Abstract:Partial differential equations (PDEs) play a fundamental role in modeling and simulating problems across a wide range of disciplines. Recent advances in deep learning have shown the great potential of physics-informed neural networks (PINNs) to solve PDEs as a basis for data-driven modeling and inverse analysis. However, the majority of existing PINN methods, based on fully-connected NNs, pose intrinsic limitations to low-dimensional spatiotemporal parameterizations. Moreover, since the initial/boundary conditions (I/BCs) are softly imposed via penalty, the solution quality heavily relies on hyperparameter tuning. To this end, we propose the novel physics-informed convolutional-recurrent learning architectures (PhyCRNet and PhyCRNet-s) for solving PDEs without any labeled data. Specifically, an encoder-decoder convolutional long short-term memory network is proposed for low-dimensional spatial feature extraction and temporal evolution learning. The loss function is defined as the aggregated discretized PDE residuals, while the I/BCs are hard-encoded in the network to ensure forcible satisfaction (e.g., periodic boundary padding).

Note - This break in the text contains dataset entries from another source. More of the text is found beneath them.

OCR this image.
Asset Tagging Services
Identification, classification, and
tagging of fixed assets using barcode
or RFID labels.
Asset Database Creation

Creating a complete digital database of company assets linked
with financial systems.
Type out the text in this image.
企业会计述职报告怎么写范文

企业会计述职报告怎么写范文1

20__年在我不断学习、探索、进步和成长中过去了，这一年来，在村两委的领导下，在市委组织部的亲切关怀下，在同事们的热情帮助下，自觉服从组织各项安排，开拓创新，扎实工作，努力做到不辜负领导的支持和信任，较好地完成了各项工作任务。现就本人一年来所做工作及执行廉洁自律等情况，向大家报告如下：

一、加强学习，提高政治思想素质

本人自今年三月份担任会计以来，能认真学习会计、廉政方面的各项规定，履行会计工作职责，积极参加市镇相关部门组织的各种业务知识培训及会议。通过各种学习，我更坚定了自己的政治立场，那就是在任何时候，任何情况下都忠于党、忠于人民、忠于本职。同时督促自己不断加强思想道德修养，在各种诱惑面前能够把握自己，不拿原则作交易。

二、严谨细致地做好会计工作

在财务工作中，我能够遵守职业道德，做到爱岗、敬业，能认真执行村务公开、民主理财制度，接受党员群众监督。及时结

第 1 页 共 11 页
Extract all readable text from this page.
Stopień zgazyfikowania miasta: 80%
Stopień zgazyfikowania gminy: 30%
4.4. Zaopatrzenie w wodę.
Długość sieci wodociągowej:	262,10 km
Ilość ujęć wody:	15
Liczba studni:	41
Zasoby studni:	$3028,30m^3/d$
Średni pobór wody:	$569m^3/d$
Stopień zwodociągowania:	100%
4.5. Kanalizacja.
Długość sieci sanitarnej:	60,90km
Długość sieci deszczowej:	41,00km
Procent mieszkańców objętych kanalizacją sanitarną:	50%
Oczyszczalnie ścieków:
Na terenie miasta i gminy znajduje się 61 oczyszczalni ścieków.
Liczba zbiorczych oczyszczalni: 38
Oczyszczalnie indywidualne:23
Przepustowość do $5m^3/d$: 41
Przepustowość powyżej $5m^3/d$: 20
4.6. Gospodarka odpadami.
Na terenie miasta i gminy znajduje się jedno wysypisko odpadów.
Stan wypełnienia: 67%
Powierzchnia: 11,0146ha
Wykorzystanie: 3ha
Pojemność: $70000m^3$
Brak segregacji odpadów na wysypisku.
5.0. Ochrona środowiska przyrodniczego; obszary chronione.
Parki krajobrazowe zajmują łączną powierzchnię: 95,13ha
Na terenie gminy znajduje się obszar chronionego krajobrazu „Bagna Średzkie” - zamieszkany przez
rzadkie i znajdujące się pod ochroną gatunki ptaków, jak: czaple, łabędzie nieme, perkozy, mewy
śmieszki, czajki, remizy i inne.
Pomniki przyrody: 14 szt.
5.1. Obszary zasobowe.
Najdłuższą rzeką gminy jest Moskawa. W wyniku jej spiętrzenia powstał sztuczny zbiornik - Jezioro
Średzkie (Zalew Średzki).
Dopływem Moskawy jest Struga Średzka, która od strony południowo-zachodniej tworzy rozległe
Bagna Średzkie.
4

The networks are further enhanced by autoregressive and residual connections that explicitly simulate time marching. The performance of our proposed methods has been assessed by solving three nonlinear PDEs (e.g., 2D Burgers' equations, the $\lambda$-$\omega$ and FitzHugh Nagumo reaction-diffusion equations), and compared against the start-of-the-art baseline algorithms. The numerical results demonstrate the superiority of our proposed methodology in the context of solution accuracy, extrapolability and generalizability.